Les associations, mobilisées depuis le 10 septembre contre l’interdiction de distribuer des repas aux migrants dans le centre-ville de Calais, seule une association mandatée par l’État étant autorisée, ont accueilli cette opération avec le plus grand scepticisme.

« Les gens reviendront dans quelques jours et s’installeront un peu plus loin. On dépense des fortunes à faire déplacer des dizaines de bus, la police, et ça ne sert strictement à rien. C’est une opération de communication, rien de plus », a déploré Maya Konforti, de l’Auberge des migrants.

« Imaginez, être réveillé à 3 h du matin, la police partout autour de vous, on vous force à monter dans des bus pour aller dans un lieu où vous ne voulez pas aller. À la moindre occasion, ils descendront du bus et reviendront, souvent à pied », a-t-elle encore relevé.  

« Quoi qu’il arrive, ils veulent se rendre en Angleterre,  en attendant ils errent dans la rue maintenant sans couverture, sans tente, ils n’ont plus rien, plus de vêtements », a dénoncé Yolaine Bernard de l’association Salam, qui a rencontré au cours d’une distribution alimentaire des personnes ayant « échappé » au démantèlement.

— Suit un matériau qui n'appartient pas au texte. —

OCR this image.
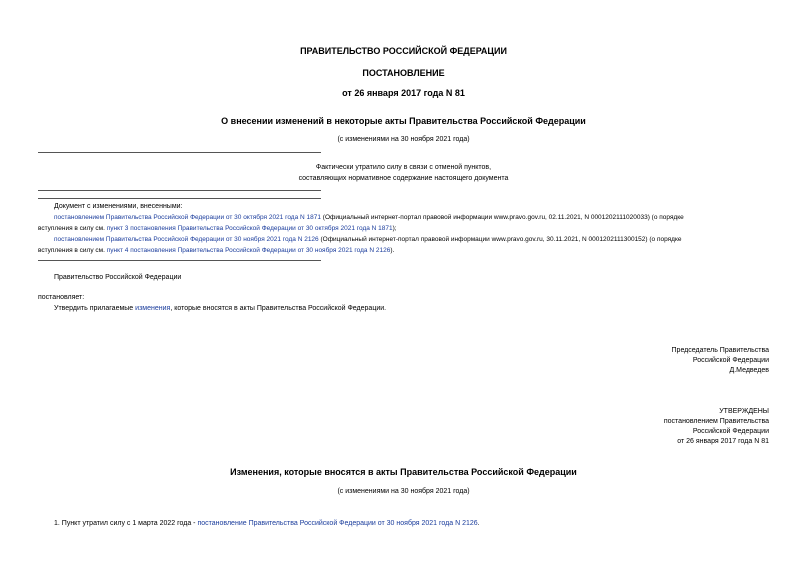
ПРАВИТЕЛЬСТВО РОССИЙСКОЙ ФЕДЕРАЦИИ
ПОСТАНОВЛЕНИЕ
от 26 января 2017 года N 81
О внесении изменений в некоторые акты Правительства Российской Федерации
(с изменениями на 30 ноября 2021 года)
Фактически утратило силу в связи с отменой пунктов,
составляющих нормативное содержание настоящего документа
Документ с изменениями, внесенными:
постановлением Правительства Российской Федерации от 30 октября 2021 года N 1871 (Официальный интернет-портал правовой информации www.pravo.gov.ru, 02.11.2021, N 0001202111020033) (о порядке
вступления в силу см. пункт 3 постановления Правительства Российской Федерации от 30 октября 2021 года N 1871);
постановлением Правительства Российской Федерации от 30 ноября 2021 года N 2126 (Официальный интернет-портал правовой информации www.pravo.gov.ru, 30.11.2021, N 0001202111300152) (о порядке
вступления в силу см. пункт 4 постановления Правительства Российской Федерации от 30 ноября 2021 года N 2126).
Правительство Российской Федерации
постановляет:
Утвердить прилагаемые изменения, которые вносятся в акты Правительства Российской Федерации.
Председатель Правительства
Российской Федерации
Д.Медведев
УТВЕРЖДЕНЫ
постановлением Правительства
Российской Федерации
от 26 января 2017 года N 81
Изменения, которые вносятся в акты Правительства Российской Федерации
(с изменениями на 30 ноября 2021 года)
1. Пункт утратил силу с 1 марта 2022 года - постановление Правительства Российской Федерации от 30 ноября 2021 года N 2126.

« Ce n’est ni bon pour les exilés ni pour les Calaisiens. On veut les cacher mais on les disperse juste partout en ville », conclut-elle.  

Les services de l’État estiment à un millier le nombre de migrants vivant à Calais, les associations à 1500. Selon la Défenseure des droits, Claire Hédon, qui avait dénoncé jeudi leurs conditions de vie « dégradantes et inhumaines », ils seraient de 1200 à 1500.